Now here in quarantine the conversation reached a fever pitch. You would have thought some were suggesting a UFO was following
Apollo 11
to the moon. Neil became annoyed.

“From the beginning I felt there was an explanation,” he told me. “We were looking back at lights that steadily flashed—natural lights or human made it seemed to me, and we just didn’t have the facts. I thought we had an obligation not to start some Hollywood frenzy about us being watched and followed by aliens.”

Neil’s analyses of the incident proved to be correct.

I had earlier learned a top-secret and sensitive American photographic reconnaissance satellite had failed and was tumbling out of control. With each tumble it sent out a reflection from sunrays giving the appearance of flashing lights. My source was solid and he only told me with the promise I would not report it. At the time it could have damaged the country’s reconnaissance efforts severely.

The only UFO
Apollo 11
’s astronauts were seeing as Neil had suspected had been built here on Earth—one they could not identify, and when I told him, he laughed and said, “Well, what the hell, isn’t that what a UFO is—an unidentified flying object?”

As always Neil was right on target.

*   *   *

If anyone was concerned about what happened to the lunar rocks and soil the
Apollo 11
crew brought back they needed only to be in the lunar receiving laboratory watching those standing outside a vacuum chamber dressed in hospital whites. They were geologists and one shoved his hands into a special, leak-proof set of arms attached on the other side of the wall in the vacuum chamber. He then placed his gloved hands on a silver box and opened the container. Inside were some of the moon rocks harvested by Neil and Buzz. They were still preserved in a 4.6-billion-year-old lunar vacuum and once removed amazed and startled geologists marveled at the charcoal-colored lumps and dust that one called, “burnt potatoes!” Now they were looking at a mystery.

It would be another three decades before computer models would tell them an infant Earth and moon were products of a solar system smashup. An incoming planetoid had gouged a great wound into our planet leaving it aflame in the hottest of fires and wracked with quakes.

A wounded Earth’s gravity grabbed the planetoid and dragged the nearly destroyed space traveler into an orbit around its surface where it recollected and repaired its wounds to become the moon we see today.

Most of the heaviest elements from the planetoid, especially its iron, remained deep inside the now-molten Earth, beginning a long settling motion to the core of our infant world.
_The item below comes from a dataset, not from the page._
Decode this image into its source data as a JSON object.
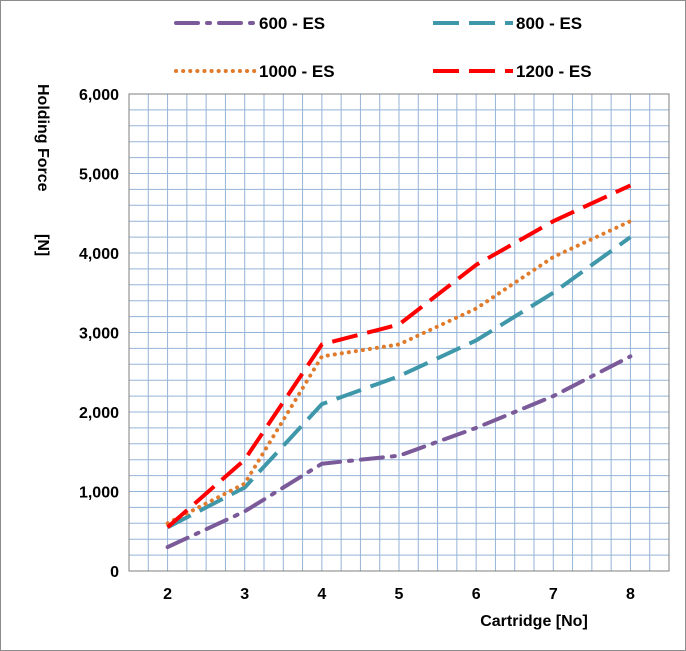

The impact sped up Earth to a full rotation once every 24 hours.

The geologists in the lunar receiving laboratory had no idea that they were looking at scorched soil from the twins that created our Earth-Moon system.
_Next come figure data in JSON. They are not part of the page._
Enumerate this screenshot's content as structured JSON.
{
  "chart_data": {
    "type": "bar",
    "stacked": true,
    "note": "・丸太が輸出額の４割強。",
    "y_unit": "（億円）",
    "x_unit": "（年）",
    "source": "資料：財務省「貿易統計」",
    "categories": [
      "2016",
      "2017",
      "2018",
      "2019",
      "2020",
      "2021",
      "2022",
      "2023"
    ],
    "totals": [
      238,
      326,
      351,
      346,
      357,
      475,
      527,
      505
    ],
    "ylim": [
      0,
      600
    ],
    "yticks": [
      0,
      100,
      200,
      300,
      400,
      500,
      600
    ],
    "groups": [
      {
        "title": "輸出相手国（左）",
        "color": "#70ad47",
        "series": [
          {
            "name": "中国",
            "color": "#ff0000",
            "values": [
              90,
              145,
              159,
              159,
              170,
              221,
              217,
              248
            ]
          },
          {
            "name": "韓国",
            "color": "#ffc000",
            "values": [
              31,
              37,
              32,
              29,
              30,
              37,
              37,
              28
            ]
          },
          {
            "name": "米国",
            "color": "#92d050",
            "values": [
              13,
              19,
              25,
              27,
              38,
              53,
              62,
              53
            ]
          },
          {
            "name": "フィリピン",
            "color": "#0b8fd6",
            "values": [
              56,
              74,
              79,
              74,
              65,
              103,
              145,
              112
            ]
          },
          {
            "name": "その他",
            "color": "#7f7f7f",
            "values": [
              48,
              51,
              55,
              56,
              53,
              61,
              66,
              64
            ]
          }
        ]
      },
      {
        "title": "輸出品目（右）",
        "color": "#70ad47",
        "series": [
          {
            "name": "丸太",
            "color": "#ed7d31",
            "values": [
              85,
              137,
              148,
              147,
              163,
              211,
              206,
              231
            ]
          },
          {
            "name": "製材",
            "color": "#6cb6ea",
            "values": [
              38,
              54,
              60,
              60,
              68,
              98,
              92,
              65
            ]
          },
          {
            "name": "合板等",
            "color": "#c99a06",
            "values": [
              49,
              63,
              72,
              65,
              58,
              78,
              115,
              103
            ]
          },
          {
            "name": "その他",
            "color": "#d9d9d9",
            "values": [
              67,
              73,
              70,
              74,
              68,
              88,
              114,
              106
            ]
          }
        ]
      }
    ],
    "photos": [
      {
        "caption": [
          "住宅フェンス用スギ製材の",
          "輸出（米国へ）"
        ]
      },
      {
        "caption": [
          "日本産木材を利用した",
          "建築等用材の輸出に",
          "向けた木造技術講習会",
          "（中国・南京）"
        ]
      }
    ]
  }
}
What they would soon learn from the materials brought back by
Apollo 11
and the landings that followed was that Earth and the moon are much alike, and lunar-orbiting spacecraft mapping the moon would cast aside their long belief that our lunar neighbor was without water.

Near the moon’s south pole is Aitken basin, one of the largest known impact craters. About 1,600 miles across—the equivalent of more than half the distance across the United States—the crater has some of the highest mountains in the solar system. Water has been detected there, but scientists believe water cannot persist on the moon’s surface. Sunlight quickly vaporizes it so it can only be found in cold, permanently shadowed craters like those located in Aitken.
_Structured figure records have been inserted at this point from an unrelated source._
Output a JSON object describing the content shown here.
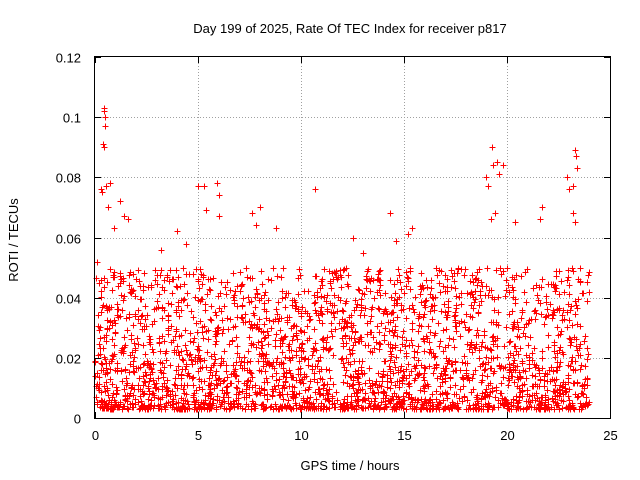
{
  "chart_data": {
    "type": "scatter",
    "title": "Day 199 of 2025, Rate Of TEC Index for receiver p817",
    "xlabel": "GPS time / hours",
    "ylabel": "ROTI / TECUs",
    "xlim": [
      0,
      25
    ],
    "ylim": [
      0,
      0.12
    ],
    "xticks": [
      0,
      5,
      10,
      15,
      20,
      25
    ],
    "yticks": [
      0,
      0.02,
      0.04,
      0.06,
      0.08,
      0.1,
      0.12
    ],
    "xtick_labels": [
      "0",
      "5",
      "10",
      "15",
      "20",
      "25"
    ],
    "ytick_labels": [
      "0",
      "0.02",
      "0.04",
      "0.06",
      "0.08",
      "0.1",
      "0.12"
    ],
    "grid": true,
    "marker": "+",
    "marker_color": "#ff0000",
    "series": [
      {
        "name": "ROTI",
        "x_range": [
          0,
          24
        ],
        "typical_range": [
          0.003,
          0.05
        ],
        "points": [
          {
            "x": 0.1,
            "y": 0.052
          },
          {
            "x": 0.2,
            "y": 0.045
          },
          {
            "x": 0.3,
            "y": 0.076
          },
          {
            "x": 0.35,
            "y": 0.075
          },
          {
            "x": 0.4,
            "y": 0.091
          },
          {
            "x": 0.42,
            "y": 0.103
          },
          {
            "x": 0.45,
            "y": 0.102
          },
          {
            "x": 0.47,
            "y": 0.1
          },
          {
            "x": 0.5,
            "y": 0.097
          },
          {
            "x": 0.45,
            "y": 0.09
          },
          {
            "x": 0.55,
            "y": 0.077
          },
          {
            "x": 0.65,
            "y": 0.07
          },
          {
            "x": 0.75,
            "y": 0.078
          },
          {
            "x": 0.9,
            "y": 0.063
          },
          {
            "x": 1.2,
            "y": 0.072
          },
          {
            "x": 1.4,
            "y": 0.067
          },
          {
            "x": 1.6,
            "y": 0.066
          },
          {
            "x": 3.2,
            "y": 0.056
          },
          {
            "x": 4.0,
            "y": 0.062
          },
          {
            "x": 4.4,
            "y": 0.058
          },
          {
            "x": 5.0,
            "y": 0.077
          },
          {
            "x": 5.3,
            "y": 0.077
          },
          {
            "x": 5.4,
            "y": 0.069
          },
          {
            "x": 5.9,
            "y": 0.078
          },
          {
            "x": 6.0,
            "y": 0.074
          },
          {
            "x": 6.0,
            "y": 0.067
          },
          {
            "x": 7.6,
            "y": 0.068
          },
          {
            "x": 7.8,
            "y": 0.064
          },
          {
            "x": 8.0,
            "y": 0.07
          },
          {
            "x": 8.8,
            "y": 0.063
          },
          {
            "x": 10.7,
            "y": 0.076
          },
          {
            "x": 12.5,
            "y": 0.06
          },
          {
            "x": 13.0,
            "y": 0.055
          },
          {
            "x": 14.3,
            "y": 0.068
          },
          {
            "x": 14.6,
            "y": 0.059
          },
          {
            "x": 15.2,
            "y": 0.061
          },
          {
            "x": 15.4,
            "y": 0.063
          },
          {
            "x": 19.0,
            "y": 0.08
          },
          {
            "x": 19.1,
            "y": 0.077
          },
          {
            "x": 19.25,
            "y": 0.09
          },
          {
            "x": 19.3,
            "y": 0.084
          },
          {
            "x": 19.5,
            "y": 0.085
          },
          {
            "x": 19.6,
            "y": 0.081
          },
          {
            "x": 19.8,
            "y": 0.084
          },
          {
            "x": 19.4,
            "y": 0.068
          },
          {
            "x": 19.2,
            "y": 0.066
          },
          {
            "x": 20.4,
            "y": 0.065
          },
          {
            "x": 21.7,
            "y": 0.07
          },
          {
            "x": 21.6,
            "y": 0.066
          },
          {
            "x": 22.9,
            "y": 0.08
          },
          {
            "x": 23.0,
            "y": 0.076
          },
          {
            "x": 23.2,
            "y": 0.077
          },
          {
            "x": 23.3,
            "y": 0.089
          },
          {
            "x": 23.35,
            "y": 0.087
          },
          {
            "x": 23.4,
            "y": 0.083
          },
          {
            "x": 23.2,
            "y": 0.068
          },
          {
            "x": 23.3,
            "y": 0.065
          }
        ]
      }
    ]
  }
}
If this were correct, then obviously Aitken’s shadowed lands with livable temperatures would be the perfect place for humans to establish a lunar colony with meteorite repelling domes. Their biggest problem would be keeping them filled with an Earth-like atmosphere.

*   *   *

The geologists studying
Apollo 11
’s moon rocks soon learned they had underestimated Neil Armstrong. He had honed his basic knowledge of science learned in classrooms and he was interested. He had studied their questions and had collected superb samples. In debriefings with the geologists he was full of detailed comments on what he had seen, and he made it clear a scientific observer should be part of future Apollo flights.